A cut now will leave issuers on the hook to make the full interest payments without having budgeted for the money. However, the effect on the ability to pay debt service is mitigated to the extent that most general obligation bond issuers budget to pay full debt service without accounting for receipt of the interest subsidies, and most revenue bond issuers did not pledge the subsidies to bondholders. Instead, they use the subsidy to offset debt service costs once the subsidy is received.
Even if the proposed cut is not enacted, OMB giving voice to the possibility of retroactively reducing the federal subsidy will likely have a chilling effect on any future credit bond program.

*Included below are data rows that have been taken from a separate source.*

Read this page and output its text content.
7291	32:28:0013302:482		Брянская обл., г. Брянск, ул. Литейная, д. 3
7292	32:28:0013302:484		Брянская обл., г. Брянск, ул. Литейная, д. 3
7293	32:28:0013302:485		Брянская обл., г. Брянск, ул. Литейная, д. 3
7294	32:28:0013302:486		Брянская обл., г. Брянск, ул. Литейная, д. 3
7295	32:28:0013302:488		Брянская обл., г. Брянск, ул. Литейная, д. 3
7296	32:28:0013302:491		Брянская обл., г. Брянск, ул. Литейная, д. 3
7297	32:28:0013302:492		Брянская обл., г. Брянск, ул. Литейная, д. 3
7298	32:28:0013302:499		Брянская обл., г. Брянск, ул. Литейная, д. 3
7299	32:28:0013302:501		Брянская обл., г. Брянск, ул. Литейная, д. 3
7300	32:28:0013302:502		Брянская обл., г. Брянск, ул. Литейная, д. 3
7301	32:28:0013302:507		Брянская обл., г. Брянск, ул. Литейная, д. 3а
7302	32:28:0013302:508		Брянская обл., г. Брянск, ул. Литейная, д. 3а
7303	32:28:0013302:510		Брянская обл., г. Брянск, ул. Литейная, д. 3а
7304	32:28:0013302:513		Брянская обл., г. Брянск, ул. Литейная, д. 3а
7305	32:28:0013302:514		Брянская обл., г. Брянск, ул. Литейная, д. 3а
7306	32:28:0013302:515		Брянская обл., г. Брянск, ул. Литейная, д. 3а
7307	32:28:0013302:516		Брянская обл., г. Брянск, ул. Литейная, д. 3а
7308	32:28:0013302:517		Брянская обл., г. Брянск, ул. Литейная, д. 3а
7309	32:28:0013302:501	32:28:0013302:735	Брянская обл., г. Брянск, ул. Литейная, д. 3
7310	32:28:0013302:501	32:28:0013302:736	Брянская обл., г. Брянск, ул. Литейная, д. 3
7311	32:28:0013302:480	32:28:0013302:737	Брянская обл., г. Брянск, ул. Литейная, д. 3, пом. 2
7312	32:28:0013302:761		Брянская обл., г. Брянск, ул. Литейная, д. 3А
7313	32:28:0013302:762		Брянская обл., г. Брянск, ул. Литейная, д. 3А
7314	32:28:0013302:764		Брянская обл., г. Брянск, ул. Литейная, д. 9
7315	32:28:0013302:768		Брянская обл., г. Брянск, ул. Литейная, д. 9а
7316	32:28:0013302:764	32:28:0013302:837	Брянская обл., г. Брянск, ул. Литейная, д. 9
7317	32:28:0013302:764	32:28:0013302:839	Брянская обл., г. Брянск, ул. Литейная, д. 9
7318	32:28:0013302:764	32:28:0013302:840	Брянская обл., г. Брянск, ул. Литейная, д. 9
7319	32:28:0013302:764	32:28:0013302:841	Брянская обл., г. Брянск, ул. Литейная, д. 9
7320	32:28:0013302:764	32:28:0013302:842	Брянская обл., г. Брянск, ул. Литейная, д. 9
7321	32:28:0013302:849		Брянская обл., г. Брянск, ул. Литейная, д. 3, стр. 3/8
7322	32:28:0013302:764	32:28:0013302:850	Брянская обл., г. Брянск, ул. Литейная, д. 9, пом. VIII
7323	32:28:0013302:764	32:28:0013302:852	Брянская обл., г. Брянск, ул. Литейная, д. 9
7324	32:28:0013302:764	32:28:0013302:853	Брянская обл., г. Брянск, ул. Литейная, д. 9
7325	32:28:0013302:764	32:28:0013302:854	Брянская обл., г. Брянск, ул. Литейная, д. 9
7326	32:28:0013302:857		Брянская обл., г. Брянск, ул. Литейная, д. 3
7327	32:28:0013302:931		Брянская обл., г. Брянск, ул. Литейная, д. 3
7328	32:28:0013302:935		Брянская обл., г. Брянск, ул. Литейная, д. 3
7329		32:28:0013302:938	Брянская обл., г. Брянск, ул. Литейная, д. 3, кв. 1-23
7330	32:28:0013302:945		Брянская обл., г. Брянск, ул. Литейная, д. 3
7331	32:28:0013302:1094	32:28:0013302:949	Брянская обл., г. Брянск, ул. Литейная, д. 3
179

By OMB's own admission, the cuts would "be deeply destructive to national security, domestic investments, and core government functions." NLC agrees and will continue to urge Congress and the President to avoid the automatic budget cuts and adopt a non-partisan plan to reduce the deficit and balance needed reductions in spending with revenue enhancement."Over the last several years, programs important to cities and towns have already been cut by over 20 percent," said Ellis. "Cities acknowledge the need to bring the federal budget into balance, but relying on blunt instruments like the across the board cuts is no substitute for governing. Members of Congress need to step up and do their jobs as legislators just as mayors and council members do at the local level all the time and not let the consequences of inaction be the rule of the day."